Grazie, per averci sempre accolto: nella gioia, nel pianto, nelle difficoltà quotidiane, nelle chiacchiere, per essere stata una fonte d’ispirazione per molti, per ricordarci perché eravamo lì. Grazie alle storie del passato da Don Mario, a Don Romano.
Tenendo sempre forte e presente il perché eravamo in missione: i poveri prima di tutto come diceva Don Mario. 

I poveri e i malati che ti hanno fatto fare fatica e l’abbiamo  sperimentato ogni giorno affianco a te, ma tu non ti scoraggiavi mai, passati notti e notti a leggere manuali per trovare nuove terapie e grazie hai  i tuoi sforzi sei riuscita a salvare tantissime vite. I malgasci ti chiameranno sempre “dokotera fo” (dokotera del cuore)   


Grazie per l’allegria, la tua parlantina, le tue mille lamentele per le luce, prolunghe, l’ecografi che solo tu riuscivi a fare arrivare, grazie perché quando a pranzo e a cena eri li con noi, non c’era mai un momento di silenzio, ma bisognava stare sempre attenti a ciò che dicevi perché appena finivi di parlare ci interrogavi per vedere se eravamo state attente. 


Ringraziamo il Signore per questo incontro di vita, il tuo viaggio terreno finisce qui, ma sappiamo che ogni volta che ci volteremo sarai sempre lì con noi per spronarci a dare sempre il massimo in ogni situazione della vita.  

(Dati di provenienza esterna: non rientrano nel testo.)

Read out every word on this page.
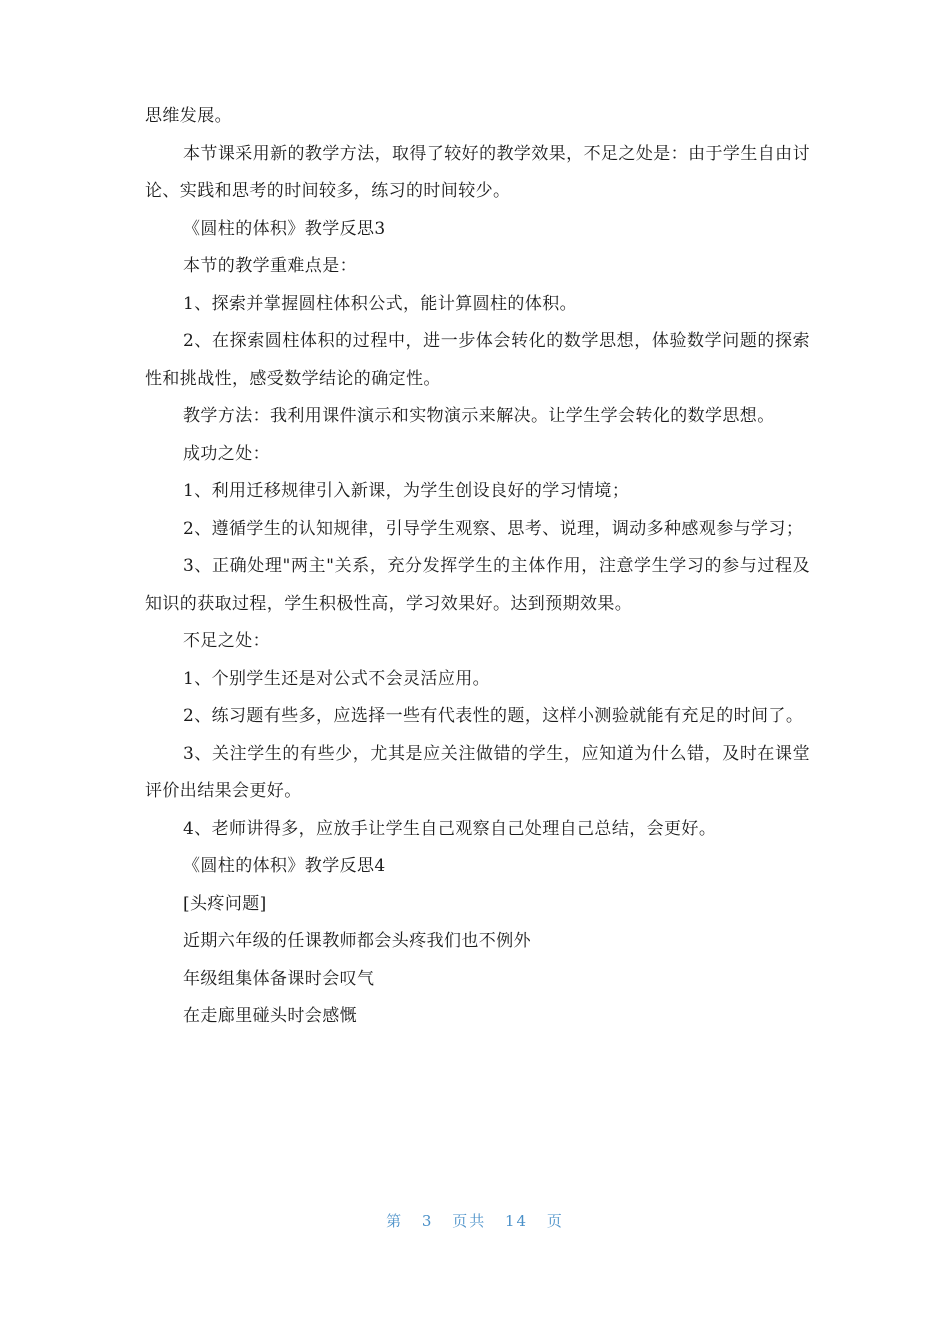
思维发展。

本节课采用新的教学方法，取得了较好的教学效果，不足之处是：由于学生自由讨论、实践和思考的时间较多，练习的时间较少。

《圆柱的体积》教学反思3

本节的教学重难点是：

1、探索并掌握圆柱体积公式，能计算圆柱的体积。

2、在探索圆柱体积的过程中，进一步体会转化的数学思想，体验数学问题的探索性和挑战性，感受数学结论的确定性。

教学方法：我利用课件演示和实物演示来解决。让学生学会转化的数学思想。

成功之处：

1、利用迁移规律引入新课，为学生创设良好的学习情境；

2、遵循学生的认知规律，引导学生观察、思考、说理，调动多种感观参与学习；

3、正确处理"两主"关系，充分发挥学生的主体作用，注意学生学习的参与过程及知识的获取过程，学生积极性高，学习效果好。达到预期效果。

不足之处：

1、个别学生还是对公式不会灵活应用。

2、练习题有些多，应选择一些有代表性的题，这样小测验就能有充足的时间了。

3、关注学生的有些少，尤其是应关注做错的学生，应知道为什么错，及时在课堂评价出结果会更好。

4、老师讲得多，应放手让学生自己观察自己处理自己总结，会更好。

《圆柱的体积》教学反思4

[头疼问题]

近期六年级的任课教师都会头疼我们也不例外

年级组集体备课时会叹气

在走廊里碰头时会感慨

第 3 页共 14 页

Chissà quante chicchere ti farai con don Mario e il tuo carissimo Giorno, ora non ti sfuggirà più nulla 
Tsara Mandroso, Tsara Miverina Dokotera!

Le tue A.A. di Ampa 
Agnese e Alba…. E come dicevi te…. AuGuri aby a tutti!!! 

p.s. ti aspettiamo alla prossima pizza navona, ti vogliamo bene doko!